Thai painting (19th century) depicting the Buddha flanked by his two chief disciples, Sāriputta and Moggallāna

The 2008 Numata Lecture in Buddhist Studies will be given at 5 p.m. on Thursday, March 20th by Dr. Rupert Gethin. Gethin is the Numata Visiting Professor in Buddhist Studies at U.C. Berkeley for Spring 2008. He is a Reader in Buddhist Studies in the Department of Theology and Religious Studies, and co-director of the Centre for Buddhist Studies, at the University of Bristol, and (since 2003) President of the Pali Text Society.

This free, public lecture, titled "The Word of the Buddha or the Disputations of his Disciples? The Buddhist Path as Presented in the Pali Nikāyas," will be held in the IEAS Conference Room, 2223 Fulton Street, 6th Floor. A reception will follow.

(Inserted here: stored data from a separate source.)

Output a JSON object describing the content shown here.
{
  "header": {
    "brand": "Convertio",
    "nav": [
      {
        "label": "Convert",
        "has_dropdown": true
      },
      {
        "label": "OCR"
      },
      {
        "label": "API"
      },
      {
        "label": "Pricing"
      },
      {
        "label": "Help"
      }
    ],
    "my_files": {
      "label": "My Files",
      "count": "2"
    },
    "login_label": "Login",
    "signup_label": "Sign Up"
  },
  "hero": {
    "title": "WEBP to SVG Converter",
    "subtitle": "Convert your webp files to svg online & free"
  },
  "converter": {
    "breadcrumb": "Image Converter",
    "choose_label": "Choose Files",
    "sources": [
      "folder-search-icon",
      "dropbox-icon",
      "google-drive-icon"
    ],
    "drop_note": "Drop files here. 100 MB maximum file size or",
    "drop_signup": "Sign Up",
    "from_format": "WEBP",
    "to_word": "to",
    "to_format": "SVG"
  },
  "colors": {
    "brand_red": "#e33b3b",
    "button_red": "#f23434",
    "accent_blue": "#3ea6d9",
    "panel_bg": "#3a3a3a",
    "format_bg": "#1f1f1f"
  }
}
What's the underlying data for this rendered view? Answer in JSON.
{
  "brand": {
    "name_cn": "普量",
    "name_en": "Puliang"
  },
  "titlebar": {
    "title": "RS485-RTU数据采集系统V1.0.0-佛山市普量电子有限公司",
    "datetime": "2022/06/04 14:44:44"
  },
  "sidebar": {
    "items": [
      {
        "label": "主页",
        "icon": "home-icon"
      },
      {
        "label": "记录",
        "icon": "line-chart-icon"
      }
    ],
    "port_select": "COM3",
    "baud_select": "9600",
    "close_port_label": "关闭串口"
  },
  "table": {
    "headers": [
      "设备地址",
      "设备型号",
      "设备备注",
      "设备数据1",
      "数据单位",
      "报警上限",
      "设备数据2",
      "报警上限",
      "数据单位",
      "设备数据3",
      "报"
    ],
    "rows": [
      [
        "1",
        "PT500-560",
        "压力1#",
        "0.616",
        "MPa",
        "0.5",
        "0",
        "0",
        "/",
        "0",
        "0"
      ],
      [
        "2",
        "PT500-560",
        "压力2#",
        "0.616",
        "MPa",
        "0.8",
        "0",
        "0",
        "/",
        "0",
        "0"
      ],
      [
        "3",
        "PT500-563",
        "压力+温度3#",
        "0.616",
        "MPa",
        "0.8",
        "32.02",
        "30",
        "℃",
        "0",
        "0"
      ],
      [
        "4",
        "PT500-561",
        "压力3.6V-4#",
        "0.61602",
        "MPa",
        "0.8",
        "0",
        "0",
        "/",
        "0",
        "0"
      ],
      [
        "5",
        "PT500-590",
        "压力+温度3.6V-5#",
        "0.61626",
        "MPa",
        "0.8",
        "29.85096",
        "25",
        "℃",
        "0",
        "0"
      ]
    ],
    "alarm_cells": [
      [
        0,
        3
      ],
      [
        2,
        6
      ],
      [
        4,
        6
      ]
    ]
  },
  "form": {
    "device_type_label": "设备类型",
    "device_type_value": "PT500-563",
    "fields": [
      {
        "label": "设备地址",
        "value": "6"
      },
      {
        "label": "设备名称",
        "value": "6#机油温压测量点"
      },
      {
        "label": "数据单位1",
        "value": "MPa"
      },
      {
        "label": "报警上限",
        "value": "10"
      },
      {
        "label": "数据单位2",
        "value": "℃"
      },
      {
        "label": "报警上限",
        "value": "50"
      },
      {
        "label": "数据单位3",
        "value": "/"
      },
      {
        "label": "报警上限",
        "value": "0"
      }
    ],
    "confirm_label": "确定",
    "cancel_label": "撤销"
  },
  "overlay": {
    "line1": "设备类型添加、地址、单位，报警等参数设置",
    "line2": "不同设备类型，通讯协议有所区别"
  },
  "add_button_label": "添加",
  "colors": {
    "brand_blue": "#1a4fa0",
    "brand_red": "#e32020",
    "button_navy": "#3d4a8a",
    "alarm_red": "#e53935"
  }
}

The Pali Nikāyas contain a number of different schemes of the Buddhist path. These schemes are characteristically set out in the Nikāyas by way of variations on stock formulas presented in a variety of narrative frames. It has been argued by scholars that these different schemes represent competing voices within early Buddhist texts, and some scholars even argue that it is possible to identify the authentic voice of the Buddha among these voices. Such an approach assumes that the Nikāyas are best considered as the end result of a somewhat haphazard and unsystematic process of compilation and redaction that reveals instances of incoherence and inconsistency which can then be used as a basis for distinguishing between early and late in the different path schemes. Rupert Gethin argues that such an approach has overlooked the extent to which the Nikāyas are a systematically redacted whole: the product of a particular process of compilation and editing which the compilers and editors deliberately employed in order to present a particular vision of the Buddhist path. Analysing the schemes and formulas both numerically and contextually, Gethin attempts to articulate what the vision was by establishing what the compilers of the Nikāyas wished to highlight and emphasize in their presentation of the Buddhist path.